Hargreaves Lansdown shares slide after co-founder Peter Hargreaves offloads another £300m of his stake in the firm
- The share sale takes Hargreaves’s total ownership in the firm to less than 20%
- Co-founder Stephen Lansdown has also downsized his stake in Hargreaves
- Twelve months ago, Peter Hargreaves sold shares worth about £550m
Shares in Hargreaves Lansdown were the biggest faller on the FTSE 100 today after it revealed co-founder Peter Hargreaves sold almost £300million of his shares in the firm.
They declined by 6.9 per cent to £15.40 following confirmation that the billionaire had offloaded nearly 20 million shares, or about 4 per cent of his stake, to institutional investors.
The sale takes his total ownership in the financial services giant to less than 20 per cent and comes twelve months after he traded shares worth £550million as part of a plan to diversify his assets.
The sale takes his total ownership in the financial services giant to less than 20 per cent and comes twelve months after he offloaded shares worth £550million
His fellow co-founder Stephen Lansdown has also been recently downsizing his stake in the business. Soon after the UK lockdown began, he sold stock valued at £160million soon after the firm’s share price tumbled to a multi-year low of £12.77.
He then sold £103million in November, leaving him with a 5.7 per cent interest in the investment group, which he started with Peter Hargreaves 40 years ago in a Bristol spare bedroom.
The company’s announcement occurred one day after Dunelm deputy chairman Will Adderley, son of Dunelm’s husband and wife co-founders Bill and Jeany Adderley, completed a £192million sale of his shares in the home furnishings chain.
Dunelm’s share price has recovered very well since diving in early 2020. However, Hargreaves Lansdown’s share price has struggled to return to its former high even though its financial results showed profits and customer numbers booming.
It said about 220,000 new customers joined the firm’s platform last year, while in the last six months of 2020, profits grew by £12.1million to £152million, revenues climbed 16 per cent to almost £300million, and new business jumped 40 per cent.
The value of the company’s shares has soared about ninefold since its initial public offering in 2007 despite gradually tumbling from around mid-2019 to early 2020.

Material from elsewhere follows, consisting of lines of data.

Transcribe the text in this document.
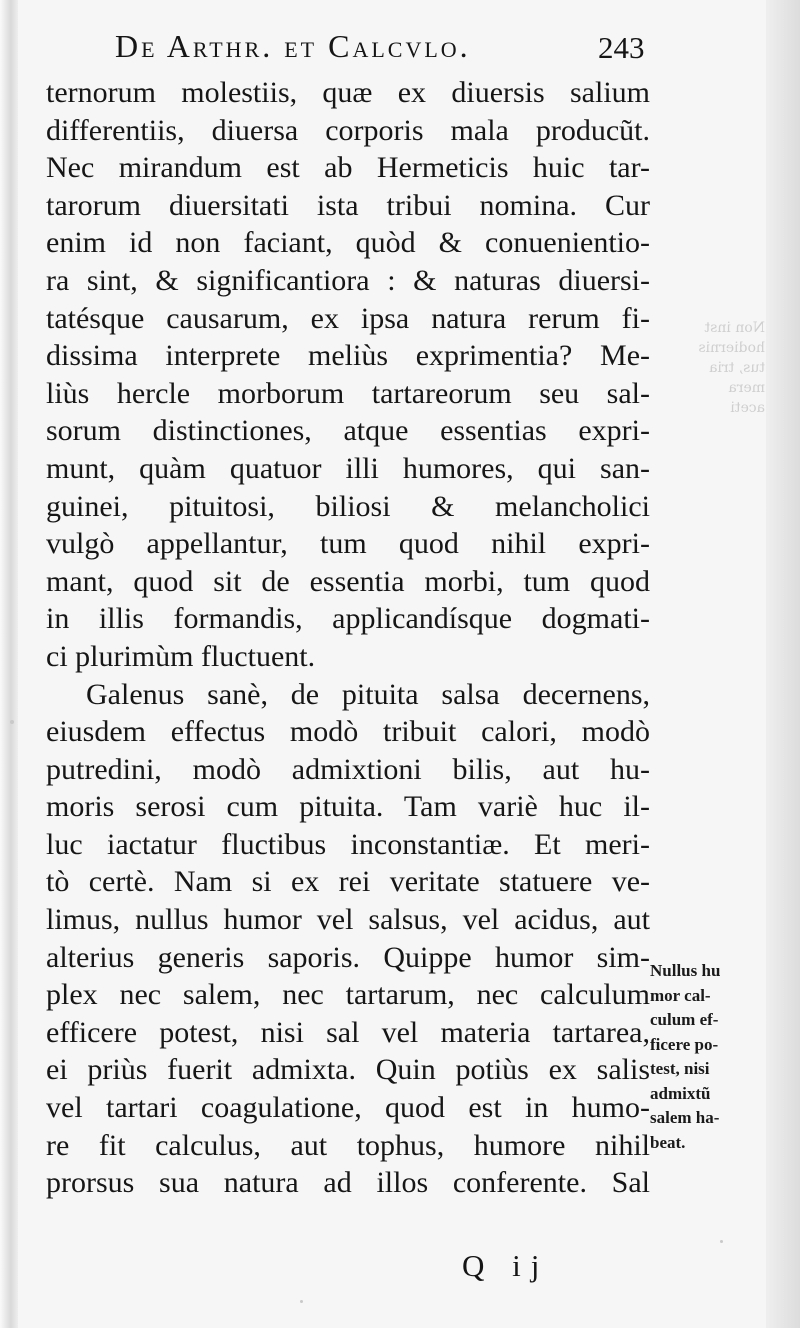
Non inst
hodiernis
tus, tria
mera
aceti
De Arthr. et Calcvlo.	243
ternorum molestiis, quæ ex diuersis salium
differentiis, diuersa corporis mala producũt.
Nec mirandum est ab Hermeticis huic tar-
tarorum diuersitati ista tribui nomina. Cur
enim id non faciant, quòd & conuenientio-
ra sint, & significantiora : & naturas diuersi-
tatésque causarum, ex ipsa natura rerum fi-
dissima interprete meliùs exprimentia? Me-
liùs hercle morborum tartareorum seu sal-
sorum distinctiones, atque essentias expri-
munt, quàm quatuor illi humores, qui san-
guinei, pituitosi, biliosi & melancholici
vulgò appellantur, tum quod nihil expri-
mant, quod sit de essentia morbi, tum quod
in illis formandis, applicandísque dogmati-
ci plurimùm fluctuent.
Galenus sanè, de pituita salsa decernens,
eiusdem effectus modò tribuit calori, modò
putredini, modò admixtioni bilis, aut hu-
moris serosi cum pituita. Tam variè huc il-
luc iactatur fluctibus inconstantiæ. Et meri-
tò certè. Nam si ex rei veritate statuere ve-
limus, nullus humor vel salsus, vel acidus, aut
alterius generis saporis. Quippe humor sim-
plex nec salem, nec tartarum, nec calculum
efficere potest, nisi sal vel materia tartarea,
ei priùs fuerit admixta. Quin potiùs ex salis
vel tartari coagulatione, quod est in humo-
re fit calculus, aut tophus, humore nihil
prorsus sua natura ad illos conferente. Sal
Nullus hu
mor cal-
culum ef-
ficere po-
test, nisi
admixtũ
salem ha-
beat.
Q ij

The value of Hargreaves Lansdown’s shares has soared about ninefold since its initial public offering in 2007 despite gradually tumbling from around mid-2019 to early 2020
Peter Hargreaves stepped down as chief executive in 2010, then departed from the board of directors and retired five years later before setting up the Blue Whale Capital in 2017.
The Blue Whale Growth Fund invests in some of the world’s largest and most successful technology companies including Amazon, Adobe Systems, Facebook, Mastercard and Microsoft.
Though he left Hargreaves Lansdown in 2015, his influence returned to the firm’s board in October 2020 when he managed to get his representative Adrian Collins appointed as a non-executive director.
Tech giants: Peter Hargreaves’ Blue Whale Capital firm invests in some of the world’s largest and most successful technology companies, including e-commerce giant Amazon
In an interview with This is Money the same month, he called on the government to cut regulations to get more people starting businesses. ‘Is all of this stuff to tackle issues such as money laundering actually stopping money laundering?’ he asked.
‘No. Regulation hasn’t stopped scandals and fraud. It just makes life harder for everyone else and especially those who want to start a new business.’
He said Chancellor Rishi Sunak should avoid focusing on job training schemes, adding: ‘It would be easier to abolish some of the draconian regulation out there and find people who actually have the skills and want to start their own business but can’t stomach the number of hoops they have to jump through.’
Last month, the Brexit backer argued that the UK should have gone for a ‘No Deal’ arrangement with the European Union, partly because the trade deal agreed between the two sides created a lot more red tape for businesses.
‘I know it’s not a full deal because of all the small print, there’s pages and pages and pages of it!’ he told the Financial Mail on Sunday. ‘It’s bureaucracy gone mad. So we’d have been far better off with No Deal. Britain should have given ‘two fingers to the EU’ instead.’
With a net worth estimated at £2.4billion according to the most recent Sunday Times Rich List, he is one of the country’s 100 richest people, though the list said his wealth had plummeted by about a fifth over the previous 12 months.
However, the same newspaper found he paid around £91million to the UK exchequer last year, making him one of Britain’s ten highest-giving taxpayers.